When you confess to the chaplain your fears of irrationality,he only gives you a soft sad smile. ‘It is not irrational,’ he says, ‘to fear confronting the beast that killed your dear friend. For if the wolf is indeed only a beast and can be vanquished with a hunt, then there will be no true relief in the revenge – only the knowledge that Bisclavret fell against an animal, and not some untouchable foe.’
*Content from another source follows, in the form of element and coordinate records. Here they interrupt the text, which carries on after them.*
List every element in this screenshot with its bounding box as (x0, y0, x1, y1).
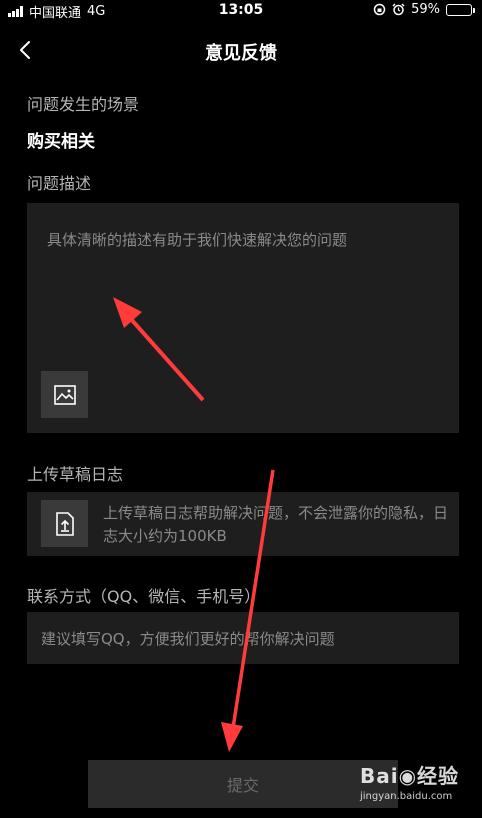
upload-icon (55, 511, 74, 536)
upload-description: 上传草稿日志帮助解决问题，不会泄露你的隐私，日志大小约为100KB (103, 504, 449, 545)
status-bar: 中国联通 4G 13:05 59% (0, 0, 482, 21)
battery-icon (446, 3, 475, 16)
image-icon (53, 384, 76, 405)
contact-placeholder: 建议填写QQ，方便我们更好的帮你解决问题 (41, 630, 335, 648)
contact-label: 联系方式（QQ、微信、手机号） (27, 587, 261, 606)
baidu-watermark: Bai◉经验 jingyan.baidu.com (360, 760, 462, 806)
description-placeholder: 具体清晰的描述有助于我们快速解决您的问题 (47, 231, 348, 249)
battery-percent: 59% (411, 2, 440, 17)
scene-value[interactable]: 购买相关 (27, 127, 95, 152)
alarm-icon (392, 3, 405, 16)
submit-button[interactable]: 提交 (88, 760, 398, 808)
contact-input[interactable]: 建议填写QQ，方便我们更好的帮你解决问题 (27, 612, 459, 664)
scene-label: 问题发生的场景 (27, 95, 140, 114)
description-label: 问题描述 (27, 174, 92, 193)
rotation-lock-icon (373, 3, 386, 16)
upload-label: 上传草稿日志 (27, 465, 124, 484)
add-image-button[interactable] (41, 371, 88, 418)
page-title: 意见反馈 (205, 43, 277, 64)
status-right: 59% (373, 2, 475, 17)
upload-log-button[interactable] (41, 500, 88, 547)
watermark-logo: Bai◉经验 (360, 764, 460, 788)
description-input[interactable]: 具体清晰的描述有助于我们快速解决您的问题 (27, 203, 459, 433)
nav-bar: 意见反馈 (0, 28, 482, 74)
watermark-url: jingyan.baidu.com (360, 791, 453, 802)
upload-log-row[interactable]: 上传草稿日志帮助解决问题，不会泄露你的隐私，日志大小约为100KB (27, 492, 459, 556)
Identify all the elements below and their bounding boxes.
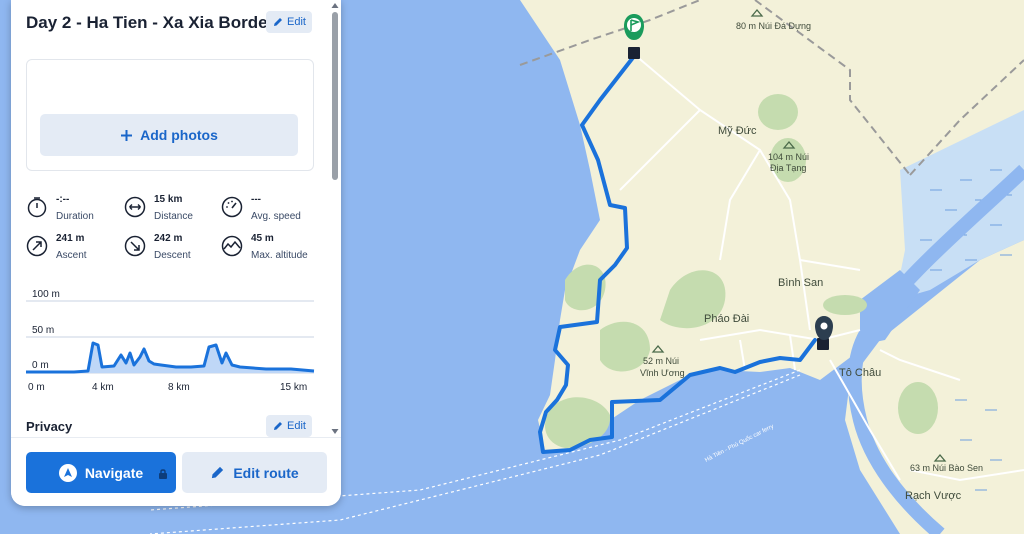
duration-value: -:-- xyxy=(56,194,70,205)
panel-scrollbar[interactable] xyxy=(329,0,341,437)
plus-icon xyxy=(121,129,133,141)
label-peak-vinh-1: 52 m Núi xyxy=(643,356,679,366)
label-peak-tang-2: Địa Tạng xyxy=(770,163,806,173)
avg-speed-value: --- xyxy=(251,194,261,205)
pencil-icon xyxy=(212,466,224,479)
stat-avg-speed: --- Avg. speed xyxy=(221,193,301,224)
edit-title-button[interactable]: Edit xyxy=(266,11,312,33)
scroll-thumb[interactable] xyxy=(332,12,338,180)
add-photos-label: Add photos xyxy=(140,127,218,143)
action-bar: Navigate Edit route xyxy=(11,437,341,506)
x-tick-4: 4 km xyxy=(92,382,114,393)
edit-route-button[interactable]: Edit route xyxy=(182,452,327,493)
route-title: Day 2 - Ha Tien - Xa Xia Border xyxy=(26,13,275,32)
pencil-icon xyxy=(274,422,283,430)
lock-icon xyxy=(159,469,167,479)
y-tick-100: 100 m xyxy=(32,289,60,300)
add-photos-button[interactable]: Add photos xyxy=(40,114,298,156)
distance-icon xyxy=(124,196,146,218)
stat-max-altitude: 45 m Max. altitude xyxy=(221,232,308,263)
elevation-line xyxy=(26,341,315,374)
photo-area: Add photos xyxy=(26,59,314,171)
speedometer-icon xyxy=(221,196,243,218)
distance-value: 15 km xyxy=(154,194,183,205)
route-details: Day 2 - Ha Tien - Xa Xia Border Edit Add… xyxy=(11,0,329,437)
stat-distance: 15 km Distance xyxy=(124,193,193,224)
edit-privacy-label: Edit xyxy=(287,420,306,432)
label-peak-vinh-2: Vĩnh Ương xyxy=(640,368,685,378)
scroll-up-icon[interactable] xyxy=(331,3,339,8)
label-peak-dung: 80 m Núi Đá Dựng xyxy=(736,21,811,31)
x-tick-8: 8 km xyxy=(168,382,190,393)
ascent-label: Ascent xyxy=(56,250,87,261)
navigate-label: Navigate xyxy=(84,464,144,481)
label-binh-san: Bình San xyxy=(778,277,823,289)
max-altitude-label: Max. altitude xyxy=(251,250,308,261)
duration-label: Duration xyxy=(56,211,94,222)
label-to-chau: Tô Châu xyxy=(839,367,881,379)
route-panel: Day 2 - Ha Tien - Xa Xia Border Edit Add… xyxy=(11,0,341,506)
edit-route-label: Edit route xyxy=(233,464,299,481)
label-my-duc: Mỹ Đức xyxy=(718,125,757,137)
stat-descent: 242 m Descent xyxy=(124,232,191,263)
descent-value: 242 m xyxy=(154,233,183,244)
edit-privacy-button[interactable]: Edit xyxy=(266,415,312,437)
avg-speed-label: Avg. speed xyxy=(251,211,301,222)
distance-label: Distance xyxy=(154,211,193,222)
y-tick-50: 50 m xyxy=(32,325,54,336)
scroll-down-icon[interactable] xyxy=(331,429,339,434)
descent-label: Descent xyxy=(154,250,191,261)
ascent-arrow-icon xyxy=(26,235,48,257)
stat-ascent: 241 m Ascent xyxy=(26,232,87,263)
max-altitude-value: 45 m xyxy=(251,233,274,244)
label-phao-dai: Pháo Đài xyxy=(704,313,749,325)
pencil-icon xyxy=(274,18,283,26)
navigate-button[interactable]: Navigate xyxy=(26,452,176,493)
elevation-chart[interactable]: 100 m 50 m 0 m 0 m 4 km 8 km 15 km xyxy=(26,283,316,393)
stat-duration: -:-- Duration xyxy=(26,193,94,224)
edit-title-label: Edit xyxy=(287,16,306,28)
label-rach-vuoc: Rạch Vược xyxy=(905,490,962,502)
y-tick-0: 0 m xyxy=(32,360,49,371)
altitude-icon xyxy=(221,235,243,257)
privacy-heading: Privacy xyxy=(26,419,73,434)
ascent-value: 241 m xyxy=(56,233,85,244)
x-tick-15: 15 km xyxy=(280,382,307,393)
descent-arrow-icon xyxy=(124,235,146,257)
stopwatch-icon xyxy=(27,197,47,218)
label-peak-bao-sen: 63 m Núi Bào Sen xyxy=(910,463,983,473)
x-tick-0: 0 m xyxy=(28,382,45,393)
navigation-arrow-icon xyxy=(58,463,77,482)
label-peak-tang-1: 104 m Núi xyxy=(768,152,809,162)
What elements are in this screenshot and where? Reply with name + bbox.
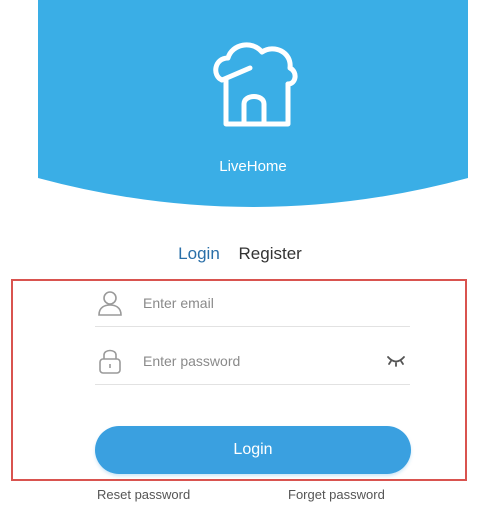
eye-closed-icon[interactable] [386, 354, 406, 368]
auth-tabs: Login Register [0, 244, 480, 264]
email-input[interactable] [143, 290, 373, 316]
email-field-row [95, 282, 410, 327]
app-name: LiveHome [219, 158, 287, 175]
password-input[interactable] [143, 348, 373, 374]
login-screen: LiveHome Login Register Enter email Logi… [0, 0, 480, 507]
tab-register[interactable]: Register [239, 244, 302, 264]
cloud-house-icon [213, 42, 298, 127]
login-button[interactable]: Login [95, 426, 411, 474]
forget-password-link[interactable]: Forget password [288, 487, 385, 502]
header-banner: LiveHome [38, 0, 468, 212]
user-icon [98, 291, 122, 316]
lock-icon [99, 349, 121, 374]
tab-login[interactable]: Login [178, 244, 220, 264]
reset-password-link[interactable]: Reset password [97, 487, 190, 502]
password-field-row [95, 340, 410, 385]
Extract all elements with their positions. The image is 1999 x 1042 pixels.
The words sting. You have long accepted the bitter truth: that Bisclavret was taken by misfortune, not amidst a heroic struggle or in a blaze of chivalric glory. It’s the crushing banality of it that pains you. Still, the chaplain may not be wholly incorrect. Once the beast is slain, there’ll be nothing left to imagine, no comfort you can bring yourself. It will be over, and Bisclavret will be entirely gone.
You are not ready to let go of him yet.
The wheel of the year turns, and your grief ceases to be an overwhelming, all-powerful force, but it doesn’t fade. It clings to you like a shadow, ever-present, and still you keep walking forward: keep ruling, keep fighting, attend to every business to which a king might be expected to attend, applying yourself to solving problems others may not have dared to tackle.
If you don’t stop working, then you never have to think. If you are always busy, then you need never be alone with your grief.
Your kingdom may have survived your distraction, as it survived your father’s neglect, but now, slowly, it begins to thrive. You remember your exile, the scholars and abbots with whom you kept company, and you extend an invitation to them. You consult them about agriculture, religion, literature, the arts. You learn of the debates happening across Christendom and beyond, and have books copied that you might read of them yourself. When scholars and scribes present themselves to you at court, your heart lifts with the hope of glimpsing a familiarface. But he is never among them, nor do any of them bring word of your story-spinner, book-master, scribe and friend. You swallow your disappointment and lose yourself in the new ideas and tales they bring you, but at night you return to your small volume of lais and trace the spiked letters with your fingertips, remembering the hand that wrote them. They speak of a world more magical than your own, where knights may fly as birds or find a wife from a world of fairies, and sometimes, when all else feels impossible, you imagine slipping between the lines and being made strange yourself by the enchantments of the storytellers.
But always you wake in the real world, and after the first bitter moment of loss when you open your eyes in the morning, you push aside the marvels to attend to your people, your land, and all that you owe them.
You initiate reforms. You levy taxes to rebuild villages devastated by past war; train men to defend them; have priests sent to minister to them. You take the focus you’ve always dedicated to the sword and experiment with what happens when you commit it to the pen. After weeks of conversation and study, you pick up your own quill and begin to write what will become the first of many letters going back and forth to great minds across the land – to the friends of your exile and to their friends and to those abbots you have heard tell of and more besides.